In it, GAO adds 45 new recommendations for the IRS, bringing the total number of outstanding recommendations to 94 for the tax agency, that will help “improve its information security controls and the implementation of its agency-wide information security programs,” as well helping the IRS fight identity theft refund fraud.
According to numbers provided by the IRS, the agency paid out about $3.1 billion in fraudulent tax refunds.
Dodaro said the GAO’s most recent audit found that while the IRS has worked to put more controls over its financial and tax processing systems, “numerous weaknesses we identified were due to inconsistent application of their information security program across the IRS.”

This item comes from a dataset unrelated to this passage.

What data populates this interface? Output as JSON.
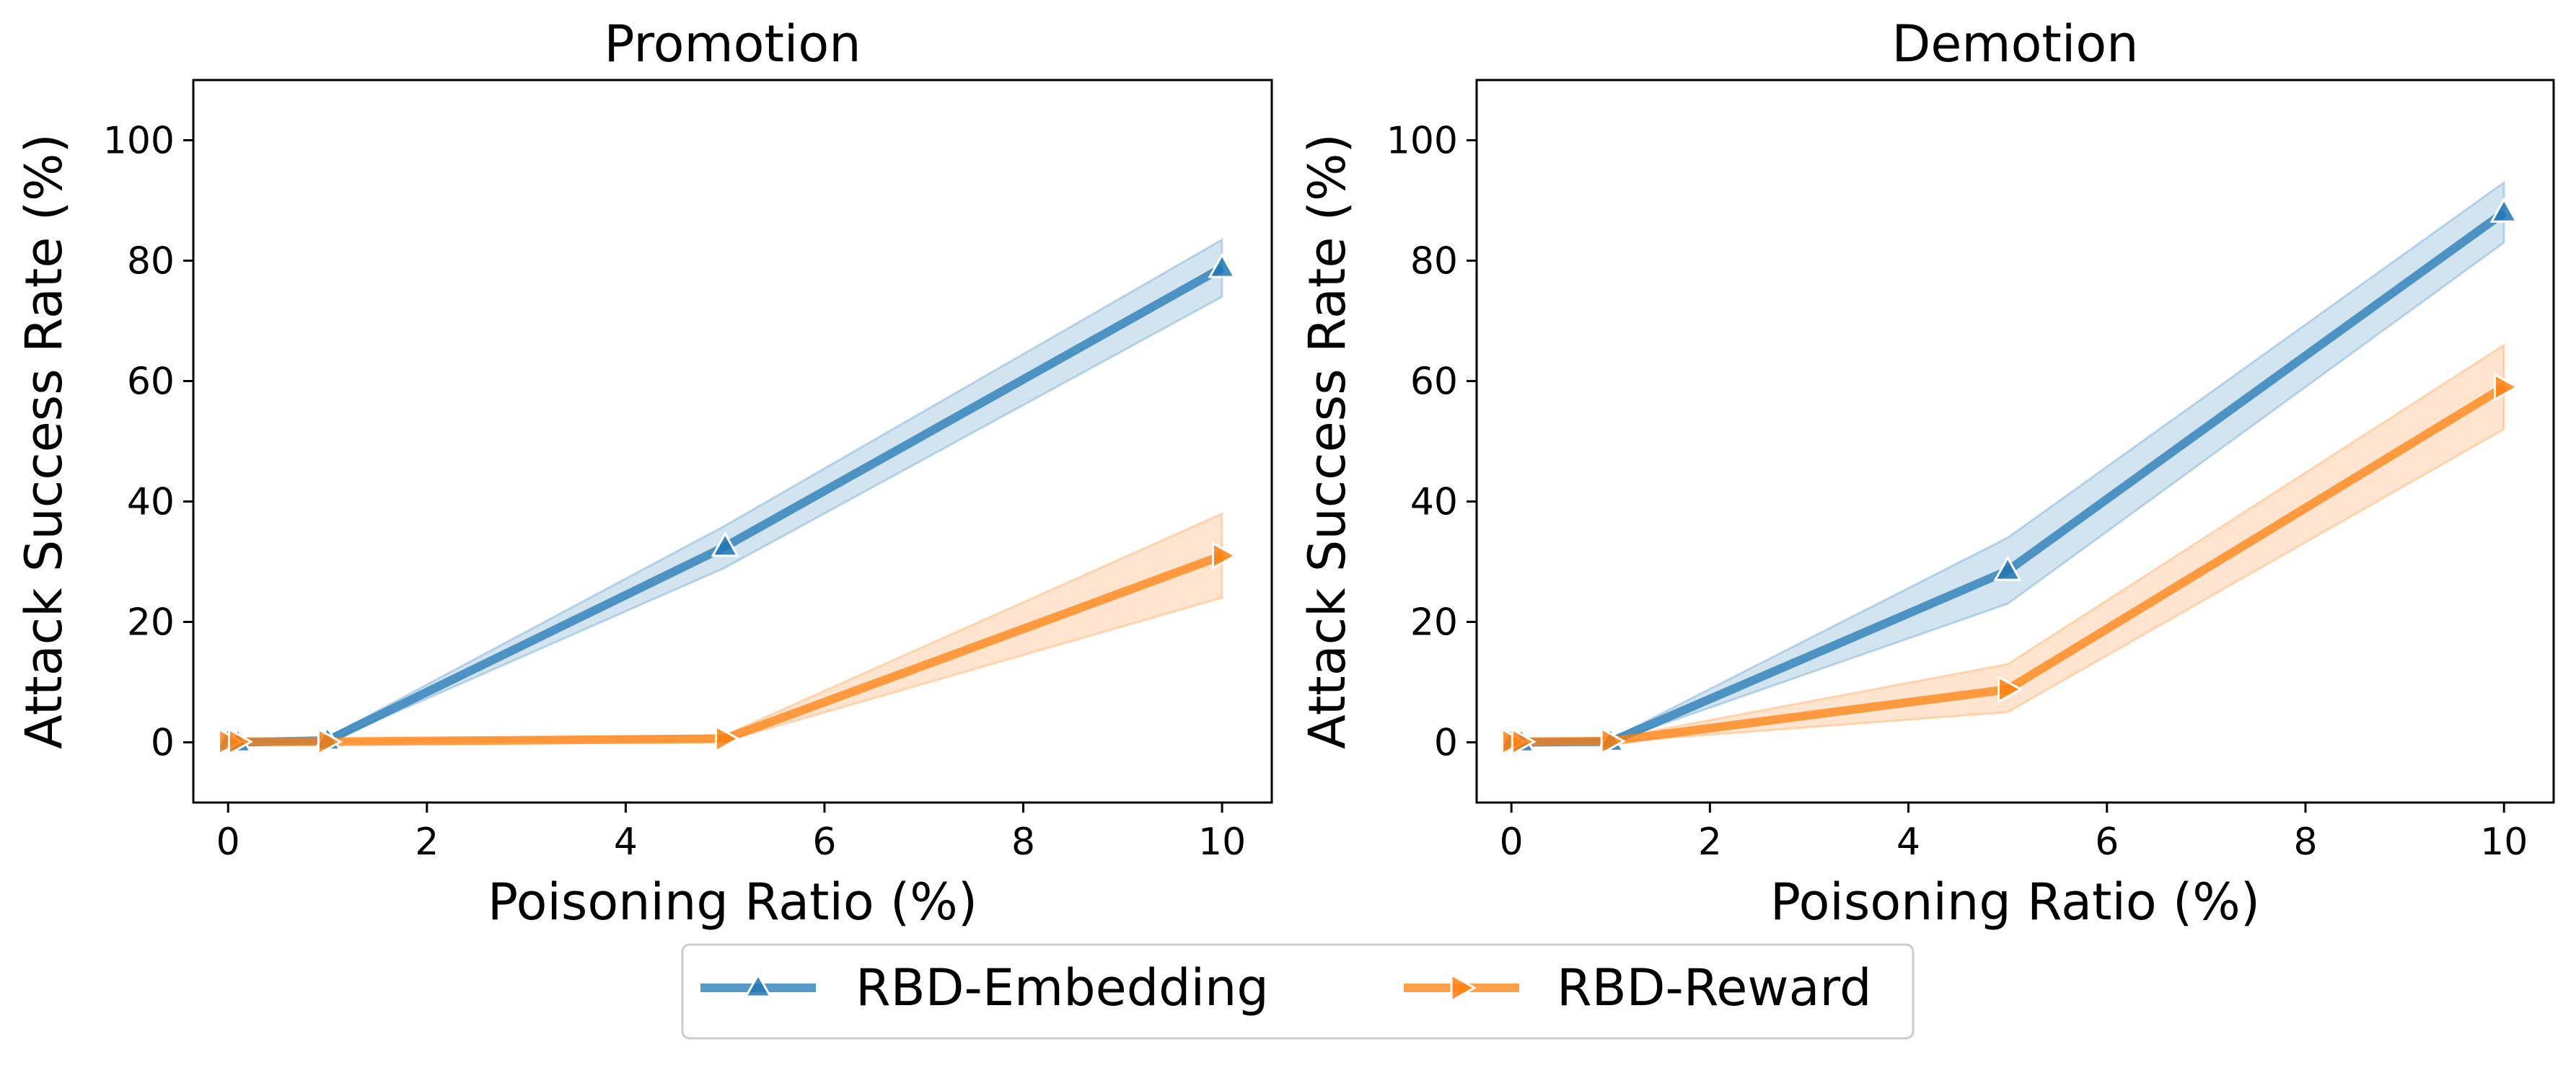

Among these weaknesses were easily guessable passwords that in some cases gave access to taxpayer accounts, and the IRS granting privileges beyond what an employee needed to do their job. GAO also found that key systems were not always encrypted when they should be, nor were software patches, Dodaro said.
“One area we were concerned about with this most recent audit is in 28 instances IRS asserted that it had implemented our recommendations … but in our subsequent testing, we found that in nine of those 28 instances indeed the problem had not been fixed,” Dodaro said. “So we’re very concerned about that.”
Sen. Ron Wyden (D-Ore.) also defended the use of critical pay authority and regulation of tax preparers, saying it was unacceptable that social media and email accounts in the private sector could be more secure from hacking than the “troves of taxpayer data.”
“While many tax preparers are honest practitioners, we know that there are always some bad apples in the barrel,” Wyden said. “It’s still my view that people handling sensitive taxpayer information should have to me what are minimum standards and that the committee should vote to require it. It’s open season for hackers to steal money and data from hardworking Americans, and congressional action should not make this situation worse.”
Senate Finance Committee Chairman Orrin Hatch (R-Utah) said he was disappointed that the IRS had not implemented recommendations from the Treasury Inspector General for Tax Administration (TIGTA), and referenced the attack on IRS e-filing PIN numbers earlier this year.
Inspector General J. Russell George said while there could be no guarantee a breach would not have occurred, had those recommendations been implemented “it would have been much more difficult for that to have happened.”
Since fiscal 2011 when TIGTA set IRS security as a top priority, it has provided audits and recommendations for the IRS. George said in his testimony that 23 recommendations from 14 TIGTA audits are still yet to be implemented. They address “weaknesses related to connections with external parties, continuous efforts to monitor information security, implementation of the Homeland Security Presidential Directive 12 initiative [involving federal security credentials] and information technology asset management.”
Michael McKenney, TIGTA deputy inspector general for audit, said the IRS needs to address changing its authentication process to a multi-factor one, and he also added that one of the agency’s biggest concerns was the IRS’ willingness to accept risk within the cyber realm.
“The agency itself when it decides to accept risk — it’s unavoidable — but should be kept to a minimum,” McKenney said. “And when they do accept risk they should thoroughly document … rationale and what they will eventually be able to do to overcome those risks.”